Do you think you've adquently built something that can be used as a transport layer first, compared to googles attempt that seems more like a http snowflake first and a transport layer second.

QUIC has the potential to be helpful in game development but suffers from an overly specialized approach.


Yes, msquic should be a good general purpose transport. We already have usage from SMB (file sharing) and HTTP in Windows. Both are very different and provided good test cases for msquic.


Will BBR congestion control be supported? Without it QUIC performance cannot match that of TCP, in my environment at least.


It's definitely on the TODO list. We're looking into it.


Does QUIC or your implementation of it support application control of keying or is it always based on x.509 certs and CAs?

edit: the spec (https://tools.ietf.org/html/draft-ietf-quic-tls-27) seems agnostic on this. Also simple APIs especially in security are important, so supporting certs only is no flaw in my book, just curious about the edges of how the OS QUIC could be used in the future.


QUIC outsources this part of the solution to TLS (specifically TLS 1.3) so you just need a way to meet your needs in TLS 1.3 and it'll work in QUIC


Though it has been discussed that future versions of QUIC might allow other authentication/encryption protocols. Noise would be an interesting candidate.


Note that TLS doesn't necessarily imply certs either. TSL-PSK, TLS-SRP, anon DH, etc.


Sure, but, it's important to caveat that QUIC requires specifically TLS 1.3 (or potentially subsequent versions in the future) and so features which require older TLS versions aren't useful.
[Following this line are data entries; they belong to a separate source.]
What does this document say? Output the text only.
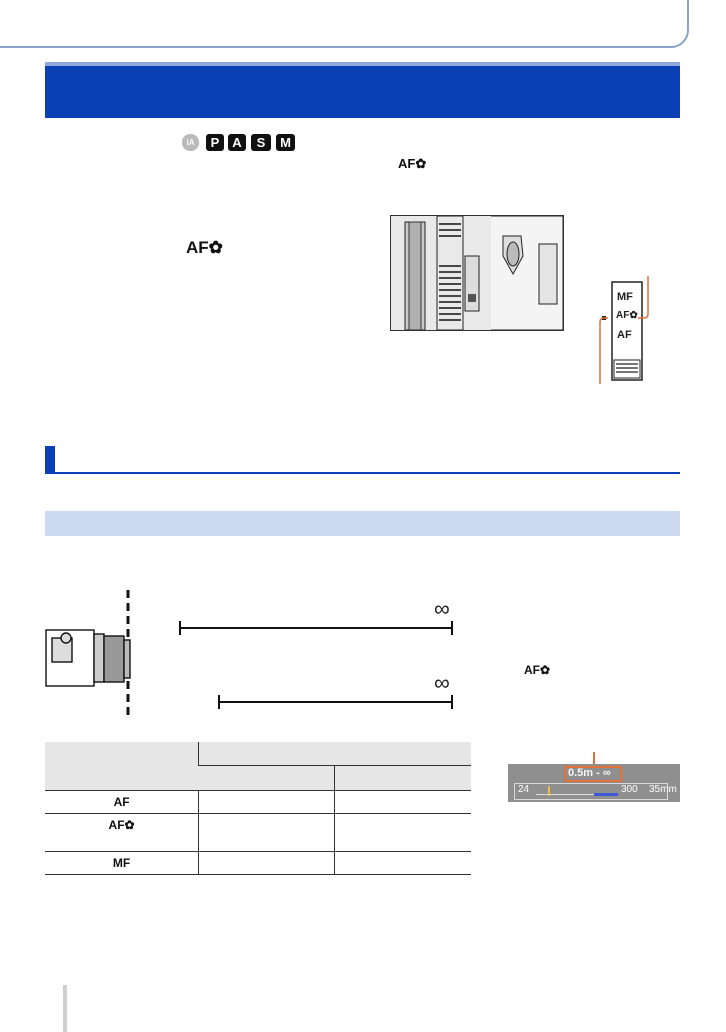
iA	P A	S	M
AF✿
AF✿
MF
AF✿
AF
∞
∞	AF✿

AF		
AF✿		
MF		
0.5m - ∞
24	300 35mm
Pre-shared keys are a thing in TLS 1.3 though there are subtle differences you ought to be aware of before implementing, but as I understand it SRP is not (at time of writing) and neither is anonymity.

It isn't possible to "just" take an extension to TLS 1.2 that altered the handshake mechanism and have it work in TLS 1.3 because the handshake is very different even though it was camouflaged so that rusted-in-place TLS 1.2 middleboxes think it's just TLS 1.2 and don't freak out.


I know it's not your team, but now that it's going in Windows kernel, maybe you could ask around... Any plans to support QUIC for data transfers from/to Azure Blob Storage?


I recently had a project in my college course to implement MP-QUIC, but there was sever lack of resources on it. What do you guys think of MPQUIC vs QUIC?


Was't QUIC was standarized as HTTP/3 what makes it call QUIC not HTTP/3.


No. HTTP/3 is HTTP using QUIC as the lower-layer transport. QUIC itself allows for different protocols to be build on top of it, and was standardized on its own.


To expand on this:

• QUIC’s original implementation bound the transport protocol & app protocol to HTTP/2 - this was led by Google and is commonly referred to as “gQUIC”. This is what Chromium implemented and could be used via the Cronet library in other contexts. • A desire to use QUIC as a stand-alone transport layer (above UDP) grew, and is now standards-tracked as “IETF QUIC”. • HTTP/3 is a evolution (rather than a revolution) of HTTP/2 that requires IETF QUIC as a transport.


will it be possible to use the « sendfile » system call to do zero copy file transfers on a quick connection?


Will you add support for boringssl?


Not likely, unless we get a customer ask for it. But when we start accepting external contributions it shouldn't be too hard for someone else to add the support. We already (unofficially) support 3 different TLS libraries (schannel, openssl, mitls).


will this be integrated in some rpc framework like gRPC we all can use ?


is this using BBR congestion algorithm ?


Not yet. BBR is on the TODO list though.